UNLABELLED: Impaired endometrial receptivity is a major cause of reproductive losses in in vitro fertilization (IVF) cycles given a normal embryo. Its causes may be associated with many diseases, including inherited thrombophilia (IT) and undifferentiated connective tissue dysplasia syndrome (uCTDS). However, endometrial receptivity remains little studied. OBJECTIVE: to investigate the morphological and immunohistochemical substrates of impaired endometrial receptivity in women with uCTDS, IT, and their concurrence. SUBJECTS AND METHODS: Antibodies against ER, PgR, LIF, VEGF, and PAI-1 were used to morphologically and immunohistochemically examine pipelle endometrial biopsy specimens taken from 141 women in the implantation window (on days 6-7 after ovulation).

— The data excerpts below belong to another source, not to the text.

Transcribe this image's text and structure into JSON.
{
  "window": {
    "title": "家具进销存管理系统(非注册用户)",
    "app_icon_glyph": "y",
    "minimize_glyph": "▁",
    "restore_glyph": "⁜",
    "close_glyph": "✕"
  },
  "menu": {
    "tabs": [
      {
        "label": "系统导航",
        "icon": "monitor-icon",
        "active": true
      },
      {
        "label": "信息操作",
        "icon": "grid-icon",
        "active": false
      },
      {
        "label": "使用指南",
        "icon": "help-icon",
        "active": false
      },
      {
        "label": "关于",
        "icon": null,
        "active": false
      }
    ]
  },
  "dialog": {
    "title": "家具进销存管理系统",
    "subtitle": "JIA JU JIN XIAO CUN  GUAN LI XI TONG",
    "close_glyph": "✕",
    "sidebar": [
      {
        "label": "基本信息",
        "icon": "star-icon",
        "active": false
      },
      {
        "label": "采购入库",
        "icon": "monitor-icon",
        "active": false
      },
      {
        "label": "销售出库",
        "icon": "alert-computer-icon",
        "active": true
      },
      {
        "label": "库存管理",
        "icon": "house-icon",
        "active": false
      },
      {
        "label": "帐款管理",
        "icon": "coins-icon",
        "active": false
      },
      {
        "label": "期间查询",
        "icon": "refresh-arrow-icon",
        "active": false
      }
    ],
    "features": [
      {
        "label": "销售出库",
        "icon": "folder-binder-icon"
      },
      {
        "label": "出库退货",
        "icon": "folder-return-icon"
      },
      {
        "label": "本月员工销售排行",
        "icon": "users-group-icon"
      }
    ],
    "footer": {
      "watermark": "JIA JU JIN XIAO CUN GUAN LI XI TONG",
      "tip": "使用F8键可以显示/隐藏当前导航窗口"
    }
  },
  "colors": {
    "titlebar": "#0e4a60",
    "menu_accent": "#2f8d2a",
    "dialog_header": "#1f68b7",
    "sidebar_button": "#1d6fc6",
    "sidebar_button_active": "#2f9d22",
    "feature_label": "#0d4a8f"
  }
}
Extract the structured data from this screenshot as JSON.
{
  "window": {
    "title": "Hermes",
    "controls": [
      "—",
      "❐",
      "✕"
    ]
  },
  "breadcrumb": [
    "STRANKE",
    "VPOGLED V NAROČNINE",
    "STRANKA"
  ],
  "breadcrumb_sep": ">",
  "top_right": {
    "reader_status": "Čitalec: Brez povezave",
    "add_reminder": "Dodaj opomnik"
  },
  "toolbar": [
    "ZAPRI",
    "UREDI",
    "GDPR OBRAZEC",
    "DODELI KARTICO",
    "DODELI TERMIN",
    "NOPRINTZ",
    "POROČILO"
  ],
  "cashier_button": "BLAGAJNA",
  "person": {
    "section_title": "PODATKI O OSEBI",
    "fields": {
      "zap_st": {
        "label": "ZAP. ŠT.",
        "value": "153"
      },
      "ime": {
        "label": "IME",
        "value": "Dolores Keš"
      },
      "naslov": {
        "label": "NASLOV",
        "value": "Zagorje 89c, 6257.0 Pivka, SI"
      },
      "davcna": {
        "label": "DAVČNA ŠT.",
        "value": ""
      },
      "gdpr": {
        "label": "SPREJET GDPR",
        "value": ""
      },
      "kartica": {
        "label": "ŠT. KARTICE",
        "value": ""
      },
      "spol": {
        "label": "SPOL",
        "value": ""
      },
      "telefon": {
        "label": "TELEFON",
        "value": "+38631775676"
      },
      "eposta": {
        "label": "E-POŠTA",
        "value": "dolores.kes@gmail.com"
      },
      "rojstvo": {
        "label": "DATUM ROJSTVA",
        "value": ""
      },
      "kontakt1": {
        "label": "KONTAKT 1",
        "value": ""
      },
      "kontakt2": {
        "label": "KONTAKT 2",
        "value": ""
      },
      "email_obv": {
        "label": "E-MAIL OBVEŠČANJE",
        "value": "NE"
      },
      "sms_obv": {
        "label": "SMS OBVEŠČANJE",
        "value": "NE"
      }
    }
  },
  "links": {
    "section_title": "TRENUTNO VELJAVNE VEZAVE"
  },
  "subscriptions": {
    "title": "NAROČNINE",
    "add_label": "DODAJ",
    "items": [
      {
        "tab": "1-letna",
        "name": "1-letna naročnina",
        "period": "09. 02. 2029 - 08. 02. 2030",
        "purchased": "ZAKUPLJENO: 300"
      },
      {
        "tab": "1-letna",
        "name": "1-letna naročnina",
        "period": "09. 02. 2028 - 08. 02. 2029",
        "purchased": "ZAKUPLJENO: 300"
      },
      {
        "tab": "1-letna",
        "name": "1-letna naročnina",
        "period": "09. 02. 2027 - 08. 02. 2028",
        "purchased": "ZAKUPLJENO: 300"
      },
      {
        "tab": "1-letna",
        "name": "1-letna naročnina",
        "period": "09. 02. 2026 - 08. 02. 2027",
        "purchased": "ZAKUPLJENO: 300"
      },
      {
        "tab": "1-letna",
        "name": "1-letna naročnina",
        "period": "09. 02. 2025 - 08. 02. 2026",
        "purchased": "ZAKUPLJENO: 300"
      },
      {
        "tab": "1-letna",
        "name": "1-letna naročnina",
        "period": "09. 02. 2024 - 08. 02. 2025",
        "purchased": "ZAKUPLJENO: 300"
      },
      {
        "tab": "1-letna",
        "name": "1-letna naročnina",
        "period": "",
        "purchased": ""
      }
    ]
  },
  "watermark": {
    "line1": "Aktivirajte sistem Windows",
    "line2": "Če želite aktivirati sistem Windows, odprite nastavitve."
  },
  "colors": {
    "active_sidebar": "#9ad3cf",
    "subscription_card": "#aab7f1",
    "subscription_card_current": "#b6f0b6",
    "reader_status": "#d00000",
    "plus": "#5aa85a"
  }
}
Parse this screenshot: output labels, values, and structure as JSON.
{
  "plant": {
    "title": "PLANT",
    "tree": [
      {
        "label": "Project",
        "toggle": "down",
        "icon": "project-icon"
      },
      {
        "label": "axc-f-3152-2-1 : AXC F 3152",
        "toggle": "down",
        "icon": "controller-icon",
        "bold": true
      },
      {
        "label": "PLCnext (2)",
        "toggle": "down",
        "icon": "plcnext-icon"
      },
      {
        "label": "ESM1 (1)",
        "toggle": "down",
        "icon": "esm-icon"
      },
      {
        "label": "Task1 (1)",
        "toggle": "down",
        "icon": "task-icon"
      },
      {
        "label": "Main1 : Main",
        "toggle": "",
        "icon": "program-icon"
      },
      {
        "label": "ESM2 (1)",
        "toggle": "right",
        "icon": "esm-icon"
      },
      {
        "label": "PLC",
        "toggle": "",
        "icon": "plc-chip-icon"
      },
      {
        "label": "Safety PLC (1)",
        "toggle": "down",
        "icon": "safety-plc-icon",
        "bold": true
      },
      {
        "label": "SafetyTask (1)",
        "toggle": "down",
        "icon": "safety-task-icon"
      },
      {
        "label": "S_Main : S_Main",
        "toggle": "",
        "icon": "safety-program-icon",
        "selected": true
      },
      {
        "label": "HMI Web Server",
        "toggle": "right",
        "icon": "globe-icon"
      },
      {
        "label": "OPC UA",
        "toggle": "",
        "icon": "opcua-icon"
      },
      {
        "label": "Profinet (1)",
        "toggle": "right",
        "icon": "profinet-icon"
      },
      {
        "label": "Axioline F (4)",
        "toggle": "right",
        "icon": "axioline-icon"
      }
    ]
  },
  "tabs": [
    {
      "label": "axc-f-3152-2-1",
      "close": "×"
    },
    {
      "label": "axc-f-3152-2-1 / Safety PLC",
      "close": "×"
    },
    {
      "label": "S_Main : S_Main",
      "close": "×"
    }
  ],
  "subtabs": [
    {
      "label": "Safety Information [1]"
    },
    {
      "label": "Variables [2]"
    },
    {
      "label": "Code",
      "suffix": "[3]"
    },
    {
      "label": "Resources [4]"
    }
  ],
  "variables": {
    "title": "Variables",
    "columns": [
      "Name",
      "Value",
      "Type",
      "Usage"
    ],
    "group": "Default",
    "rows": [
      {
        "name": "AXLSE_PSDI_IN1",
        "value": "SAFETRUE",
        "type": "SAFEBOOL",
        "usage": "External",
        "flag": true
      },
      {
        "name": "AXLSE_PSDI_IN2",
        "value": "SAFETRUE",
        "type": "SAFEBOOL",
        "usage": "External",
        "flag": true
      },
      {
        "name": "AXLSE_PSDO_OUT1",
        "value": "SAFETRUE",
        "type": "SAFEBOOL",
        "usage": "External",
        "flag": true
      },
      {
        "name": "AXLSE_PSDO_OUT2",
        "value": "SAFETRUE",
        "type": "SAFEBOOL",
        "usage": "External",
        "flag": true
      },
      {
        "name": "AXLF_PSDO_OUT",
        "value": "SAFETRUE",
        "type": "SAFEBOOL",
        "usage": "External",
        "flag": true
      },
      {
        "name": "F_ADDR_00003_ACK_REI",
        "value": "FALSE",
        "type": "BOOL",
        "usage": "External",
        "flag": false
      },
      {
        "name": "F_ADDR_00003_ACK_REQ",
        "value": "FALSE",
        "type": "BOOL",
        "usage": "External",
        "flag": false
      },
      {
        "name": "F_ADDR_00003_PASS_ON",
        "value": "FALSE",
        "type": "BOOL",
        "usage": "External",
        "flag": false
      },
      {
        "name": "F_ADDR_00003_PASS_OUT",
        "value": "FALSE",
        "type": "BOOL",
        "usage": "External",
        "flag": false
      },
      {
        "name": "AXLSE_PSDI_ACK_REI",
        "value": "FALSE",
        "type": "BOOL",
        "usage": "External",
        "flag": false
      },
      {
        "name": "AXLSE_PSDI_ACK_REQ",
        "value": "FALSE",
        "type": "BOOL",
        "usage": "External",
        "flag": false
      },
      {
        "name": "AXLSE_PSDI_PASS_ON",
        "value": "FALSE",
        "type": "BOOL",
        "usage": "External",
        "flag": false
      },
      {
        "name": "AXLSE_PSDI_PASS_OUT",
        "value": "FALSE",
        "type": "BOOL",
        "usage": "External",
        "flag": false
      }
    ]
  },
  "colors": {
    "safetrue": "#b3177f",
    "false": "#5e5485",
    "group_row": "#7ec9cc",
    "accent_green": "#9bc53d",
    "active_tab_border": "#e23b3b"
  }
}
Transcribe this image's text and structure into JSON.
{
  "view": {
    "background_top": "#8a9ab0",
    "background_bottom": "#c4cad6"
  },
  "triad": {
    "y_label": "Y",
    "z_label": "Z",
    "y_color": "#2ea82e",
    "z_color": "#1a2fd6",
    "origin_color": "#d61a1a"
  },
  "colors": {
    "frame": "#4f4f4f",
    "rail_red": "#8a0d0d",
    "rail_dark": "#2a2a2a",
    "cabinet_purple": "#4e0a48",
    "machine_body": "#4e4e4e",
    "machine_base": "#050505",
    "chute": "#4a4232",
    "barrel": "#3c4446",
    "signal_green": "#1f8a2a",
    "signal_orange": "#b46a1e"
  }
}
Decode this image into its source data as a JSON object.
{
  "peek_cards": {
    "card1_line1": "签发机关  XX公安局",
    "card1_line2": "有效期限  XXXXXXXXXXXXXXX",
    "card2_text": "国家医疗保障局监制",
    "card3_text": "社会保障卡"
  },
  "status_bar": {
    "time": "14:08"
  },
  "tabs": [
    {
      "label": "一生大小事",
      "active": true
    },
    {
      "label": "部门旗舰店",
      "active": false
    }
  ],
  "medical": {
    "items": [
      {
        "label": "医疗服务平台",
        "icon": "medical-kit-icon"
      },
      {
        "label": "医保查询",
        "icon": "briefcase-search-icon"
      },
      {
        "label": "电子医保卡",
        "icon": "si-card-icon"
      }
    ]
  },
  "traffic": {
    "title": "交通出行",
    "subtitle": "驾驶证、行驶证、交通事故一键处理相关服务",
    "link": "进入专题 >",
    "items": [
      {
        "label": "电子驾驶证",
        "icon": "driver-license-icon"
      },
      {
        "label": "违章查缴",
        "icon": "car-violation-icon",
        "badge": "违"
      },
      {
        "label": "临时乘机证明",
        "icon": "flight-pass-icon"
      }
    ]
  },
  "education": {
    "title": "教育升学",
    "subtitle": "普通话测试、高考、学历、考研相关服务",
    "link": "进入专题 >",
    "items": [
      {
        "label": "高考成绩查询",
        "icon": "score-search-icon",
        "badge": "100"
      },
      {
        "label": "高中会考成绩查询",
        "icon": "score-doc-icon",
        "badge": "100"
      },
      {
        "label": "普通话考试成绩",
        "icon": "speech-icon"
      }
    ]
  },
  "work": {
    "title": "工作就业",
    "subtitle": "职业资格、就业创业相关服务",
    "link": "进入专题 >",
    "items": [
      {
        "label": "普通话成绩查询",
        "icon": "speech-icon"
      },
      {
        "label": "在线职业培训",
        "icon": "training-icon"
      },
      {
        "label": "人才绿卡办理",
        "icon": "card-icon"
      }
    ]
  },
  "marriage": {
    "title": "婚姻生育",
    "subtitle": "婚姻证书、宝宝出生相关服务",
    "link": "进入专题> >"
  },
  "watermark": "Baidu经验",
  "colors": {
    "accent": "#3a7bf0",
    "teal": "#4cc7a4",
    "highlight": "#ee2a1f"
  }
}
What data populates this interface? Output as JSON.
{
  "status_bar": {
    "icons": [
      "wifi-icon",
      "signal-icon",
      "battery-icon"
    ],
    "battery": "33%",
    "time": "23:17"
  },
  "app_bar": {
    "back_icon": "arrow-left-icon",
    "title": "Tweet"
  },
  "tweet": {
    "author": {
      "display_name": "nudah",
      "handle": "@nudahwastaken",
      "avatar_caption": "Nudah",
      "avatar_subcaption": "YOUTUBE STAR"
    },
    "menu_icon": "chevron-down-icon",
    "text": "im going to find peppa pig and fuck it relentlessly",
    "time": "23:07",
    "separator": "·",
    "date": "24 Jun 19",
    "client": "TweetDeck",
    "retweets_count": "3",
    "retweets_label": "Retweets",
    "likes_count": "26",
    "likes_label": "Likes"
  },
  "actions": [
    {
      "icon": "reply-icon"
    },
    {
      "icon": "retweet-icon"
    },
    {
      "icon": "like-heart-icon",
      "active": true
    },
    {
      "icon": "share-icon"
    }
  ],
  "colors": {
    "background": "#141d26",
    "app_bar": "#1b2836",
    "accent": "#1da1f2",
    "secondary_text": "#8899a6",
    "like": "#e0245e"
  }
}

In accordance with their clinical diagnoses, the patients were divided into 4 groups: 1) 13 patients with uCTDS; 2) 100 with IT; 3) 19 with uCTDS and IT; 4) 9 healthy surrogate mothers (a control group). In the examined groups, a total of 145 (90.1%) out of all the IVF protocols were unsuccessful. In the remaining 16 (9.9%) patients without exception, miscarriage started at less than 10 weeks' gestation. RESULTS: In the implantation window, the endometrium was immature in 101 (83.1%) women and corresponded to late proliferation or early secretion phases; 102 (84.3%) women were also found to have no mature pinopodes, pointing to the fact that the endometrial receptivity was very low. Immunohistochemical examination revealed the lower expression of the receptivity marker LIF in the endometrial surface epithelium and its higher expression in the stroma in the study groups (p < 0.05 for the uCTDS and uCTDS+IT groups) and the higher expression of PAI-1 and VEGF in the epithelium, stroma, and endothelium in the study groups than in the control group (p < 0.05), suggesting the intensity of neoangiogenetic processes and impaired fibrinolysis in these patients. CONCLUSION: uCTDS and IT are risk factors of impaired endometrial receptivity in the pathogenesis of infertility. The manifestations of impaired endometrial receptivity in this case are a decrease in mature pinopodes in the surface epithelium; focal stromal sclerosis; and redistribution of the receptivity marker LIF from the surface epithelium to the stroma, which may be used for diagnosis, prediction, and the development of targeted therapy.